Karen Schärer

«Solange die Kirche nicht selbst Anzeige erstattet, wirkt es, als würde sie Täter schützen», sagt der grüne Nationalrat Daniel Vischer. Und SVP-Nationalrätin Natalie Rickli findet, die Kirche mache es sich zu einfach mit ihrer Haltung, die Anzeige den Opfern zu überlassen (siehe Interview rechts).

Doch genau so handhabt es die Kirche derzeit, wie Abt Martin Werlen im Interview mit dieser Zeitung sagte . Auf die Frage, ob die Kirche als Institution von sich aus Anzeige mache, wenn sie Kenntnis eines Missbrauchs habe, sagt er: «Nein. Diesen Schritt überlassen wir dem Opfer.» Es sei wichtig, dass das Opfer selbst bestimme, welche Schritte unternommen werden.

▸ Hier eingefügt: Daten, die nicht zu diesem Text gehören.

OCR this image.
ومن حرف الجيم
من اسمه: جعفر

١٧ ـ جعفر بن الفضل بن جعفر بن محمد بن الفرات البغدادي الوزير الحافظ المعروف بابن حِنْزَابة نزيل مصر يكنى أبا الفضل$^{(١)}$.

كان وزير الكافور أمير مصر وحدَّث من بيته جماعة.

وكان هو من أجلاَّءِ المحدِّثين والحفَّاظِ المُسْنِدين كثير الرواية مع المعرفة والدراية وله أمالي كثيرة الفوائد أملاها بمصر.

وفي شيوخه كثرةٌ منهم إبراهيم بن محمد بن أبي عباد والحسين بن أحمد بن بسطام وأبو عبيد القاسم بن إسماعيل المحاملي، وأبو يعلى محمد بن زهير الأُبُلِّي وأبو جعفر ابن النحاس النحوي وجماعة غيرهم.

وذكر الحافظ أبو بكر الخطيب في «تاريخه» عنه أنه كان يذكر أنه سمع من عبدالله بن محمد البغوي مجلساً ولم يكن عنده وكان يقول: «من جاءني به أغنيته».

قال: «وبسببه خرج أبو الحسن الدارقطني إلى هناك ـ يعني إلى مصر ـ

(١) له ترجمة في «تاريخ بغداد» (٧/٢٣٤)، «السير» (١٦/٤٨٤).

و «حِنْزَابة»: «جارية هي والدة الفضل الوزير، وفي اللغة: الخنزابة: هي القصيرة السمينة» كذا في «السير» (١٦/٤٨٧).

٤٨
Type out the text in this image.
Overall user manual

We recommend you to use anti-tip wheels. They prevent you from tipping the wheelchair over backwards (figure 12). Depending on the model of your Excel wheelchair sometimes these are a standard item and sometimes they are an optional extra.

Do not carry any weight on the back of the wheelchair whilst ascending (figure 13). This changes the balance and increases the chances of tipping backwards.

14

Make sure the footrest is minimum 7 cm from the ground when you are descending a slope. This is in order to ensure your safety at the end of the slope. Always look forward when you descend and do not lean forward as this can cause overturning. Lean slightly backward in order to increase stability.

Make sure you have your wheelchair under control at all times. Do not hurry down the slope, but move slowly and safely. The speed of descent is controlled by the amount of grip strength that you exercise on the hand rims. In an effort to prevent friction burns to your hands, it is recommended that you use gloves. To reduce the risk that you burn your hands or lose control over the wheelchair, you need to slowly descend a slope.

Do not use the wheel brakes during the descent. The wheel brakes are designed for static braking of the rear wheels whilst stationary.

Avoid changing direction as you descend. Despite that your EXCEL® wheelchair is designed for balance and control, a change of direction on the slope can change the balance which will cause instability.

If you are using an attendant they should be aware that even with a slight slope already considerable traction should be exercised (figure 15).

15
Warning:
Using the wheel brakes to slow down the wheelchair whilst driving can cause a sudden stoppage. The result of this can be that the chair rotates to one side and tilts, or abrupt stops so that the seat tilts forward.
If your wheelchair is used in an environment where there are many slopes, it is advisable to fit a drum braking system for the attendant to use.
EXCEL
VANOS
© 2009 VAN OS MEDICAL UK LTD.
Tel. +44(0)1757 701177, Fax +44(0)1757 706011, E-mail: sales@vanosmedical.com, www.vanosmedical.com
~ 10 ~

Juristisch gibt es an der Vorgehensweise der Kirche nichts zu bemängeln. Marcel Niggli, Strafrechtsprofessor an der Universität Freiburg, erklärt: «Aus juristischer Sicht ist die Kirche nicht verpflichtet, selbst Anzeige zu erstatten, denn es gibt generell keine Anzeigepflichten – ausser man ist dafür angestellt, etwa als Polizist oder Privatdetektiv.»

«Proaktive Haltung»

Trotzdem sorgt die Praxis der Kirche weitherum für Kritik. CVP-Kommunikationschefin Marianne Binder sagt: «Diese Fälle von sexuellen Übergriffen schaden dem Ansehen der Kirche. Es sollte deshalb im Interesse der Kirche sein, selbst Anzeige zu erstatten, um dem Vorwurf der mangelnden Transparenz endlich zu entgehen.» I

ns gleiche Horn stösst FDP-Nationalrätin Christa Markwalder: «Angesichts des Ausmasses der Übergriffe und der jahrzehntelangen defensiven Reaktion der Kirche sollte diese nun eine proaktive Haltung bei der Aufklärung, Wiedergutmachung und Prävention einnehmen.» Für Markwalder ist klar: «Eine aktive Haltung der Kirche bezüglich der Anzeigen ist ein mögliches Instrument im Kampf gegen die ganze Situation.»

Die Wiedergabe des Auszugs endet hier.